Having been several times in a “puff-puff,” and once in London, she was not a bit frightened at the streets or the crowd. Only in the confusion at Euston Square she held very tight to her mamma’s hand, and at last whispered, “Mamma, take her! up in you arms, up in you own arms!”—her phrase when she was almost a baby. And though she is now a big girl, who can walk, and even run, she clung tightly to her mamma’s neck, and would not be set down again until transferred to her papa, and taken by him to look at the engine.

Papa and his little girl are both very fond of engines. This was such a large one, newly painted, with its metal-work so clean and shiny, that it was quite a picture. Though sometimes it gave a snort and a puff like a live creature, Sunny was not afraid of it, but sat in her papa’s arms watching it, and then walked gravely up and down with him, holding his hand and making all sorts of remarks on the things she saw, which amused him exceedingly. She also informed him of what she was going to do,—how she should jump into the puff-puff, and then jump out again, and sleep in a cottage, in a quite new bed, where Sunny had never slept before. She chattered so fast, and was so delighted at everything about her, that the time went rapidly by; and her papa, who could not come to Scotland for a week yet, was obliged to leave her. When he kissed her, poor Little Sunshine set up a great cry.

“I don’t want you to go away. Papa! papa!” Then, bursting into one of her pathetic little furies, “I won’t let papa go away! I won’t!”

She clung to him so desperately that her little arms had fairly to be untied from round his neck, and it was at least two minutes and a half before she could be comforted.

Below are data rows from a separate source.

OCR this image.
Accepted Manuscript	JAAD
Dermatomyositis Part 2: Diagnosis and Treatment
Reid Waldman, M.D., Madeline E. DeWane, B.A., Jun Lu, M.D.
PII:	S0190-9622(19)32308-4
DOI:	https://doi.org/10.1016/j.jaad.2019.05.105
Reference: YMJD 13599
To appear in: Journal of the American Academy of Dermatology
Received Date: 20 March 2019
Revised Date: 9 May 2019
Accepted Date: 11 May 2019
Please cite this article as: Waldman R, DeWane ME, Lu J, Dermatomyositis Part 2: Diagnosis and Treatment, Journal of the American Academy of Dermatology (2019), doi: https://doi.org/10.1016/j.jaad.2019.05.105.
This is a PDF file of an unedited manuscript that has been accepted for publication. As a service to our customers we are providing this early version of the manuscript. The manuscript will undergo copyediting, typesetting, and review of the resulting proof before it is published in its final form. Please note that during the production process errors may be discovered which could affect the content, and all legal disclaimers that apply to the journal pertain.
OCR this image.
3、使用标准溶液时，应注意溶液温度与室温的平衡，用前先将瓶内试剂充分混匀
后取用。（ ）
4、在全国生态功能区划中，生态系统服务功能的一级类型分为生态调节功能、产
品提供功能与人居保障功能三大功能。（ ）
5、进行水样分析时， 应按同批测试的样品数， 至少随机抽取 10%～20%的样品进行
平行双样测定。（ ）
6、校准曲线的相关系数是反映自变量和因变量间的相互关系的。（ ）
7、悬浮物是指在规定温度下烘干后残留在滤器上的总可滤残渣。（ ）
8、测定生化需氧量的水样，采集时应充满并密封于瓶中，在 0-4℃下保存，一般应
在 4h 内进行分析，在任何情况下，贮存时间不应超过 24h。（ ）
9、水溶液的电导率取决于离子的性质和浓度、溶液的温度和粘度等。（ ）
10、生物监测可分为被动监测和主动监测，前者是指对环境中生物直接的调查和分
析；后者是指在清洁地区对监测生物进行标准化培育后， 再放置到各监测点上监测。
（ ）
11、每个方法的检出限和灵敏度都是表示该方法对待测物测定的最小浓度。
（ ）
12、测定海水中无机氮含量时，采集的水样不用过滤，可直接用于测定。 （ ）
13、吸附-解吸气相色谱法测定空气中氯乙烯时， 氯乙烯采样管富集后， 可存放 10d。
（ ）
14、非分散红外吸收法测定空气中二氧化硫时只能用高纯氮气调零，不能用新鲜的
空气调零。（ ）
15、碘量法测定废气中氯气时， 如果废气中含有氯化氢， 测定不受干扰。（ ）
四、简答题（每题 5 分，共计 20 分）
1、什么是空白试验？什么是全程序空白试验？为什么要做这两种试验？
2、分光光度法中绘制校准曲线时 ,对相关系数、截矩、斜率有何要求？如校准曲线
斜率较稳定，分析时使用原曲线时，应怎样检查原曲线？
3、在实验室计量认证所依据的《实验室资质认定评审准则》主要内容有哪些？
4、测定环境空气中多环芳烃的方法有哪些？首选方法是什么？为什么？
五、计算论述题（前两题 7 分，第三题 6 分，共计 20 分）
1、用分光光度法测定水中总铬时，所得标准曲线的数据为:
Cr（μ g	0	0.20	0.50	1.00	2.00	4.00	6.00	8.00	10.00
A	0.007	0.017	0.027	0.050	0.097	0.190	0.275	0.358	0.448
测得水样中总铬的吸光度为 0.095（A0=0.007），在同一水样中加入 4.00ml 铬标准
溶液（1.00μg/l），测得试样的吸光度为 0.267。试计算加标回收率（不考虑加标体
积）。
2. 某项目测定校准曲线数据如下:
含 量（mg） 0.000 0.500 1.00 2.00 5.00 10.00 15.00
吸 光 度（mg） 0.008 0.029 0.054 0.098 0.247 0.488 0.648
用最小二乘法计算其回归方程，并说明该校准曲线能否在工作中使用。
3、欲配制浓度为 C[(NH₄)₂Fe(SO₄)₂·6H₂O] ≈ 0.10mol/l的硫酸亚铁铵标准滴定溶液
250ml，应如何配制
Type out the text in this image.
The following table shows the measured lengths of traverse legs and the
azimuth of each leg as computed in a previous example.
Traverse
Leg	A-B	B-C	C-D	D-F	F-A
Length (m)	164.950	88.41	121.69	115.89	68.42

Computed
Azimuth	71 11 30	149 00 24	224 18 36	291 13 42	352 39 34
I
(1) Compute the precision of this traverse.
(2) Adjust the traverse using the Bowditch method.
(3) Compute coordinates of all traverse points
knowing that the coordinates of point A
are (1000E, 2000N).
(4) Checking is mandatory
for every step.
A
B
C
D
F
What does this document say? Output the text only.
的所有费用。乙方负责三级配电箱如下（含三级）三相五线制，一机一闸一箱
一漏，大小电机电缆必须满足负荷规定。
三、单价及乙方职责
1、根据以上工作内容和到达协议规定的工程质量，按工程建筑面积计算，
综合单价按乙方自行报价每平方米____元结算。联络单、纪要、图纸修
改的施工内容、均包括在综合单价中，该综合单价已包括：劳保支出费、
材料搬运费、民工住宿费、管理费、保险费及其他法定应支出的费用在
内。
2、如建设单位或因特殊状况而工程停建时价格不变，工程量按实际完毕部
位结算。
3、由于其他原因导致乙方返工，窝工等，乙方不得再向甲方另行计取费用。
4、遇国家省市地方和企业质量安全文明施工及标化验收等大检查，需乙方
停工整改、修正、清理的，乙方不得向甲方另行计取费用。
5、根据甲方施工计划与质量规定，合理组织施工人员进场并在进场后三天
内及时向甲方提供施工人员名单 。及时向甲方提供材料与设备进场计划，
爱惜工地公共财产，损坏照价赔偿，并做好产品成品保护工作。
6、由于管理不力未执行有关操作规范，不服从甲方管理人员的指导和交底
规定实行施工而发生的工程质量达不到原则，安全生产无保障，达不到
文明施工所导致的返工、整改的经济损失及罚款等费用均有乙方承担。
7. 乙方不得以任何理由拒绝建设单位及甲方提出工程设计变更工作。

But when the train began to move, and the carriageful of people to settle down for the journey, Sunny recovered herself, and grew interested in watching them. They were all gentlemen, and as each came in, mamma had suggested that if he objected to a child, he had better choose another carriage; but nobody did. One—who looked like the father of a family—said: “Ma’am, he must be a very selfish kind of man who does object to children,—that is, good children.” So mamma earnestly hoped that hers would be a good child.